Codes and Expansions (CodEx) Seminar

David Jekel (University of Copenhagen)
Asymptotic freeness and commutation

Voiculescu’s free probability theory describes the asymptotic behavior of many families of \(n \times n\) random matrices in the large-\(n\) limit, specifically to find the limit of ”joint moments”–the normalized trace of non-commutative polynomials in the matrices \(X_1^{(n)}\), …, \(X_m^{(n)}\). In particular, independent random matrices tend to become freely independent in the limit, a condition on the joint moments that generalizes of the behavior of free products of groups.
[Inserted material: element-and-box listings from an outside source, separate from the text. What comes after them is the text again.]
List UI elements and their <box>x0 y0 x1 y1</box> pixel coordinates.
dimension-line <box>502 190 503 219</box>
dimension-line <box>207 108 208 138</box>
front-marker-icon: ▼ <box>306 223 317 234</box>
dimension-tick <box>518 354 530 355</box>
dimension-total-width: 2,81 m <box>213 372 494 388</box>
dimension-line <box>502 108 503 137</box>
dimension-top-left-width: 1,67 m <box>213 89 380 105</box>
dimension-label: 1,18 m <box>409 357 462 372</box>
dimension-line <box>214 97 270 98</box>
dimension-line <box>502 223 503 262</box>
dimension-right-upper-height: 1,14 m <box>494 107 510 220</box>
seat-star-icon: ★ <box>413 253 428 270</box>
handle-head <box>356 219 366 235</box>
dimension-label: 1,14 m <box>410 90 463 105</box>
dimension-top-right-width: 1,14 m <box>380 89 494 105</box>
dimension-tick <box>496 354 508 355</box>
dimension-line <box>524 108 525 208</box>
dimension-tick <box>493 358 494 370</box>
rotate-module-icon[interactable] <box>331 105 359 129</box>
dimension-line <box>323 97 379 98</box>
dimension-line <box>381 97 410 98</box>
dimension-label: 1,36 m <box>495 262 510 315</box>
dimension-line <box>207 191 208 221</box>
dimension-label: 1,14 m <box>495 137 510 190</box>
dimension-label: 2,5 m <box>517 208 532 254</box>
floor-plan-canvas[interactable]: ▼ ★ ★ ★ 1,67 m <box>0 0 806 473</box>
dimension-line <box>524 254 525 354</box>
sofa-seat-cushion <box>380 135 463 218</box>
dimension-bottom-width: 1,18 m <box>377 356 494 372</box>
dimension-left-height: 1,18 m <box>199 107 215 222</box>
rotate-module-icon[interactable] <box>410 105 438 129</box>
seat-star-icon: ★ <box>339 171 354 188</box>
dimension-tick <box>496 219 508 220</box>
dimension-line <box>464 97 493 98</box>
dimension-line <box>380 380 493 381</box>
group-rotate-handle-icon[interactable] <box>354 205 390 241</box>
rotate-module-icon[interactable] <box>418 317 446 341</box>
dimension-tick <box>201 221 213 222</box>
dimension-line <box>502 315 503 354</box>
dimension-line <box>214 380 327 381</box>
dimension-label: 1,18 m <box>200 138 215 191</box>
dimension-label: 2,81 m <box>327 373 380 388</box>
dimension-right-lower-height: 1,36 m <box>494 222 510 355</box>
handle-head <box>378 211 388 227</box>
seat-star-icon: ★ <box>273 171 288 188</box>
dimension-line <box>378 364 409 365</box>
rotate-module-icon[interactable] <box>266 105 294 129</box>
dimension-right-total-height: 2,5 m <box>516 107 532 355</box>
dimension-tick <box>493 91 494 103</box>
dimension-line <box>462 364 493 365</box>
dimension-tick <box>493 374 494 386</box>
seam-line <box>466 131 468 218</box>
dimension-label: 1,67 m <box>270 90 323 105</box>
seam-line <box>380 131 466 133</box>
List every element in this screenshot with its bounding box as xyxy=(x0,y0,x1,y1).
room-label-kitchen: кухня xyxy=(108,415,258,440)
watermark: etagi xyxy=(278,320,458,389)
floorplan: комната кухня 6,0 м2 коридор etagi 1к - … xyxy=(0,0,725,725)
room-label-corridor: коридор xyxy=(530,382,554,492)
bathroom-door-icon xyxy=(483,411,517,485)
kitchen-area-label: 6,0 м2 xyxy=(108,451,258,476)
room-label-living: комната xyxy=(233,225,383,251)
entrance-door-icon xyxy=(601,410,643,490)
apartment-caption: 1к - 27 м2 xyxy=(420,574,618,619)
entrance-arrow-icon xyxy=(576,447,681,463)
Let \(U_1^{(n)}\), \(U_2^{(n)}\), …be independent Haar unitary matrices. We show that if \(B_j^{(n)}\) is any random matrix such that \(U_j^{(n)}\) and \(B_j^{(n)}\) asymptotically commute for each \(j\), then \(B_1^{(n)}\), \(B_2^{(n)}\), …are freely independent. In other words, free independence of the \(U_j^{(n)}\) is also inherited by any family of matrices which individually asymptotically commute with the respective \(U_j^{(n)}\)’s. This result also extends to iterated chains where the consecutive terms asymptotically commute. The proof is based on combining volume and covering-number estimates with concentration of measure.